Naar het voorlopig oordeel van de voorzieningenrechter heeft verweerder het bestreden besluit op de adviezen van het BMA kunnen baseren.
20.
In het aanvullend verzoekschrift van 31 juli 2013 is nog aangevoerd dat de beschikking op bezwaar dateert van 10 juli 2013, waaruit volgt dat de beslissing reeds was genomen voor de hoorzitting in deze zaak had plaatsgevonden en derhalve niet kan worden gesteld dat sprake is van een zorgvuldige totstandkoming van de beslissing.
21.
De voorzieningenrechter stelt vast dat het door verzoeker overgelegde bestreden besluit weliswaar een datum van 10 juli 2013 bevat, maar ook een verzendstempel van 17 juli 2013. Uit het bestreden besluit blijkt expliciet dat hetgeen op de hoorzitting is besproken inhoudelijk is betrokken in de beoordeling.
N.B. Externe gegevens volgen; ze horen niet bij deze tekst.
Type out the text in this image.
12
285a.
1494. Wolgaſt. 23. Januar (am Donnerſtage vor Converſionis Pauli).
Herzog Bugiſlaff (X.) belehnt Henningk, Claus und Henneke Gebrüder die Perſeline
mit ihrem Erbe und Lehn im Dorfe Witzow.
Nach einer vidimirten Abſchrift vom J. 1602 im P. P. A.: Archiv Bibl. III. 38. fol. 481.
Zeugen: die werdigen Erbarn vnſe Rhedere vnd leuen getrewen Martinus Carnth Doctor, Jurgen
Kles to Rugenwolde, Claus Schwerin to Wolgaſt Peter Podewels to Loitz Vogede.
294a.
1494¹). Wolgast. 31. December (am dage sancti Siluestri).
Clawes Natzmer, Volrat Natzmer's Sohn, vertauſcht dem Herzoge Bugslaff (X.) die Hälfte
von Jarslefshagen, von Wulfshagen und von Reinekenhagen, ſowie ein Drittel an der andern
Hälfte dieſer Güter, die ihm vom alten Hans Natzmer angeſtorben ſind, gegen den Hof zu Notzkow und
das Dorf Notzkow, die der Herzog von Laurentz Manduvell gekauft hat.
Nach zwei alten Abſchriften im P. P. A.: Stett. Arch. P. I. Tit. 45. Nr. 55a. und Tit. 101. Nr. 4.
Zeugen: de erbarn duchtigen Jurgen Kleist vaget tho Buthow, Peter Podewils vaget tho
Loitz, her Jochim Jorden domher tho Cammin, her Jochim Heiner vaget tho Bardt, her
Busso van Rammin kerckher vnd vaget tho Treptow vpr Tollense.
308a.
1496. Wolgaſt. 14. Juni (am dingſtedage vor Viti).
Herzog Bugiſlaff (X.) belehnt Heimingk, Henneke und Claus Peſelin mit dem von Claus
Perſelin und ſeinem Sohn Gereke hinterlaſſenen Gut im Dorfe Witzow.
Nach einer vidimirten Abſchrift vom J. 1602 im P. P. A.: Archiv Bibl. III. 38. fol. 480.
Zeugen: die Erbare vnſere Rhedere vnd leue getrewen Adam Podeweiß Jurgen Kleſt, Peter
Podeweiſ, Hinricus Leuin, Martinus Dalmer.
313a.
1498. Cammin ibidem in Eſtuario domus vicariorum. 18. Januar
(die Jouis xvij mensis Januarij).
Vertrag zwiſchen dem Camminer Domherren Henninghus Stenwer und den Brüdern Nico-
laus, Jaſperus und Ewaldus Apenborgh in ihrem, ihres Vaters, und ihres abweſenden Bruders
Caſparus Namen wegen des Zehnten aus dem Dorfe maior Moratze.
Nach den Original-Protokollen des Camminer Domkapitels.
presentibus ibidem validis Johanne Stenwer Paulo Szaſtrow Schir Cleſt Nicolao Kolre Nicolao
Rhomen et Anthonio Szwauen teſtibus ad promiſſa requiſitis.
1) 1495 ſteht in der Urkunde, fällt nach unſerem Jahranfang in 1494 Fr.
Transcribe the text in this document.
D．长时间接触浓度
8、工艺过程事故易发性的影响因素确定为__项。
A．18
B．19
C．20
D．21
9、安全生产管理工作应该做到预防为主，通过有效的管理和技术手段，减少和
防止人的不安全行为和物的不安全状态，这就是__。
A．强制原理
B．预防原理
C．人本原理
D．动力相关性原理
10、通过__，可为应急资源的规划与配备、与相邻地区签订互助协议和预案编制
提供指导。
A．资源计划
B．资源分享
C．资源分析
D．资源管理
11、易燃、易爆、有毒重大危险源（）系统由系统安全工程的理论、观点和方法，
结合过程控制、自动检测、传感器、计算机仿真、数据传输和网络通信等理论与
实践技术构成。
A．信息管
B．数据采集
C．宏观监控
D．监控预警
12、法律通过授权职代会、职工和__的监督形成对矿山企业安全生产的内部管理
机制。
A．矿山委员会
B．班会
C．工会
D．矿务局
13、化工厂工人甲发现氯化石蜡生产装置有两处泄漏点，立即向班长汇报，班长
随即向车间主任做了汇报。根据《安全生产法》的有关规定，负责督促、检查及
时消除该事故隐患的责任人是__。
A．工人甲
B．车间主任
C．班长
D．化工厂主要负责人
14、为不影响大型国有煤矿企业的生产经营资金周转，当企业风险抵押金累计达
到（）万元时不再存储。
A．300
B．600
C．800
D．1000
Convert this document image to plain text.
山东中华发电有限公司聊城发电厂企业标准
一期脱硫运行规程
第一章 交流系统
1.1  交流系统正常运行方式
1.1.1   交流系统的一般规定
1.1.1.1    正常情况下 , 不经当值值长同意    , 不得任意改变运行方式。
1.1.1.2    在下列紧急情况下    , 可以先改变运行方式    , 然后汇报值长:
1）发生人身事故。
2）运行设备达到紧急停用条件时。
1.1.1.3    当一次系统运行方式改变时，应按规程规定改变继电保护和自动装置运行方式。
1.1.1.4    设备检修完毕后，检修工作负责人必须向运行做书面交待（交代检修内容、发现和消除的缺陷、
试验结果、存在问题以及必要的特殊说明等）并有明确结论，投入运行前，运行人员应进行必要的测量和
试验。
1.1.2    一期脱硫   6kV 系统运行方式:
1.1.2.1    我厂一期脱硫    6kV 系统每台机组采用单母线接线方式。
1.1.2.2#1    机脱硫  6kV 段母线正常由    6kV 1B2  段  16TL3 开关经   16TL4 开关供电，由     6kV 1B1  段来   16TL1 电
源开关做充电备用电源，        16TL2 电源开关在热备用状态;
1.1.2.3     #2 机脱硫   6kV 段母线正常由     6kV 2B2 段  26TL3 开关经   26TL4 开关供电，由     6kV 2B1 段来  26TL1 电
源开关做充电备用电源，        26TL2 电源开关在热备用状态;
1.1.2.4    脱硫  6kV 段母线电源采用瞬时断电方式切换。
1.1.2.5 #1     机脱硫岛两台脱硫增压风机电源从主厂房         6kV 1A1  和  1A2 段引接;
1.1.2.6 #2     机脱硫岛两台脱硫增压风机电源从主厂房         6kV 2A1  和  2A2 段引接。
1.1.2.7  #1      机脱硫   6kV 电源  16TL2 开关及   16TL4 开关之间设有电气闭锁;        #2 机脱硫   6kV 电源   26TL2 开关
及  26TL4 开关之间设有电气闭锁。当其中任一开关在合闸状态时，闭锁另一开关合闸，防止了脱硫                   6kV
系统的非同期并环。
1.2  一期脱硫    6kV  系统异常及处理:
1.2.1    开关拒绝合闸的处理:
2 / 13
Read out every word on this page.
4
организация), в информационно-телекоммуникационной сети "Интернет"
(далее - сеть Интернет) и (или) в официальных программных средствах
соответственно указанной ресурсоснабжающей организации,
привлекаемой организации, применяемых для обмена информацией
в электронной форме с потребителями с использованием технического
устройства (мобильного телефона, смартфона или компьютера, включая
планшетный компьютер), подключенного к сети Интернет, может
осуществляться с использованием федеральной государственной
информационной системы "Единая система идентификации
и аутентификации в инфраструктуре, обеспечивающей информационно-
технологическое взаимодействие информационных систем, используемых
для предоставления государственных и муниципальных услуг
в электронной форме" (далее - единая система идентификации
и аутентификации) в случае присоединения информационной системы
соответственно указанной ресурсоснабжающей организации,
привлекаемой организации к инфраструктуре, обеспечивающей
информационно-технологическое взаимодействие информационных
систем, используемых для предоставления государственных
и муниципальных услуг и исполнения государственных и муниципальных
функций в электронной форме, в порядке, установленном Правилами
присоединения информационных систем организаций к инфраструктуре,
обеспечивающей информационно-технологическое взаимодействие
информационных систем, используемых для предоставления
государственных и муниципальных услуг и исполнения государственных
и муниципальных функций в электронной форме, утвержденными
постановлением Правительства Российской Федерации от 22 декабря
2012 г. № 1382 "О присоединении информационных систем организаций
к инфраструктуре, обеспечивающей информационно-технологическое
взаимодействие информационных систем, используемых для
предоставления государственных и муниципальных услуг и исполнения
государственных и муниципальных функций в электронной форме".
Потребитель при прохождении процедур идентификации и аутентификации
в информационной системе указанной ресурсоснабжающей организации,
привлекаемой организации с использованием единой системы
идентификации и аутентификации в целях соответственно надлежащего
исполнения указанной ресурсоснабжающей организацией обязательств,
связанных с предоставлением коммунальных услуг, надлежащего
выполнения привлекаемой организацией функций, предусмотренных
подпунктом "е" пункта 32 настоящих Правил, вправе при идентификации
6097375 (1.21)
Het betoog van verzoeker slaagt dan ook niet.
22.
Op grond van al het voorgaande is de voorzieningenrechter voorhands van oordeel dat het bestreden besluit in rechte in stand zal kunnen blijven. Daarom zal het verzoek tot het treffen van een voorlopige voorziening worden afgewezen. Er is derhalve evenmin aanleiding voor een proceskostenveroordeling.

De beslissing

De voorzieningenrechter wijst het verzoek af.
Deze uitspraak is gedaan door mr. C.H.M. Pastoors, rechter, in tegenwoordigheid van
mr. T. de Munnik, griffier.
De griffier,                                                                           De voorzieningenrechter,
Uitgesproken in het openbaar op 31 juli 2013.

Rechtsmiddel:

Tegen deze uitspraak staat geen rechtsmiddel open.